« 弦間耕一(2013)「<改訂>甲州の虚無僧 聖と俗の世界」 | トップページ | 宮城道雄記念館 »

越後妻有にて

新潟県十日町市の山間部で,10年ほど前から越後妻有(つまり)「大地の芸術祭」が開かれています.ここでオーストラリア大使館が主催してオーストラリア人アーティストのための芸術拠点を作っていて,昨年,この目的での専用施設「オーストラリアハウス」が建設されました.

山間地で集落を少し離れた場所に建設されました.滞在型のアート拠点です.

今日,オーストラリアに縁のある知人(日本人)が来越したので,山の中をドライブしてオーストラリアハウスを案内してきました.

十日町地域の山間部は雪がまだ少し残る新緑の季節でした.オーストラリアハウスはまだ開館しておらず,訪れる人もなく,時折,向かいの道路を車が通っていくだけでした.

彼の目的は,オーストラリアハウスを見ること,私の目的は戸外で誰に邪魔されることもなく尺八を思い切り吹くことでした.

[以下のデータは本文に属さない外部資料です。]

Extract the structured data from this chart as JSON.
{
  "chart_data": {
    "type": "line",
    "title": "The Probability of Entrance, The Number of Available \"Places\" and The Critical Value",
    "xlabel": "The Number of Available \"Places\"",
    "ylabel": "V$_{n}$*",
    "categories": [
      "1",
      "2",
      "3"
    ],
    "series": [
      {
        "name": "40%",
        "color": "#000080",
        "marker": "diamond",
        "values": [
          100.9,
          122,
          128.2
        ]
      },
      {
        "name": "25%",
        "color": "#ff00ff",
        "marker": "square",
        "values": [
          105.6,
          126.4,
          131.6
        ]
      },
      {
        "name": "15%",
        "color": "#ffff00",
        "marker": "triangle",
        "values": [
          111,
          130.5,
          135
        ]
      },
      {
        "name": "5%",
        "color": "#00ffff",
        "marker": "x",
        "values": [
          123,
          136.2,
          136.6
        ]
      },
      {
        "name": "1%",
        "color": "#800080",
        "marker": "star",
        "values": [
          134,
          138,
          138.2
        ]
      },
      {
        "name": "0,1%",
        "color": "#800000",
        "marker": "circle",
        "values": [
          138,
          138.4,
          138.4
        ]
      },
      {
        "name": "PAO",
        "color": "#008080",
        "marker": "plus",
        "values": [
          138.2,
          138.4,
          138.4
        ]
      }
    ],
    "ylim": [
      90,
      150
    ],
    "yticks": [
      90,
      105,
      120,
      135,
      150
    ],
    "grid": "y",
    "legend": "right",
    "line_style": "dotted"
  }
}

彼がひとしきり写真を撮った後,1時間ほどオーストラリアハウスの前で尺八を吹き合いました.

人の活動による音がほとんど聞こえないという稀有な場所です.風もほとんどなく穏やかな日でした.しかし一方,数え切れない種類の鳥の声が,絶え間なく揺らぎながら聞こえてきました.

屋外で尺八を吹くことには懸念がありました.以前に狭い和室で尺八を吹いたとき,尺八から発するすべての音が畳,障子,天井に吸収され,まるで裸で歩くような不安を感じました.屋外はもっとそのようではないか,という懸念です.

音を出してみて驚きました.オーストラリアハウスを前にして,また背にして尺八を吹くと,オーストラリアハウスの壁に音が響いて周りの空気が震えるのです.知人が林に向かって吹いたところ,音が林に吸い込まれるのではなく,林の中に音が響くのです.いずれの場合も,室内楽用に作られた音楽ホールのような過剰な残響ではなく,尺八の音が周囲の空気を震わすような印象でした.二人とも驚きました.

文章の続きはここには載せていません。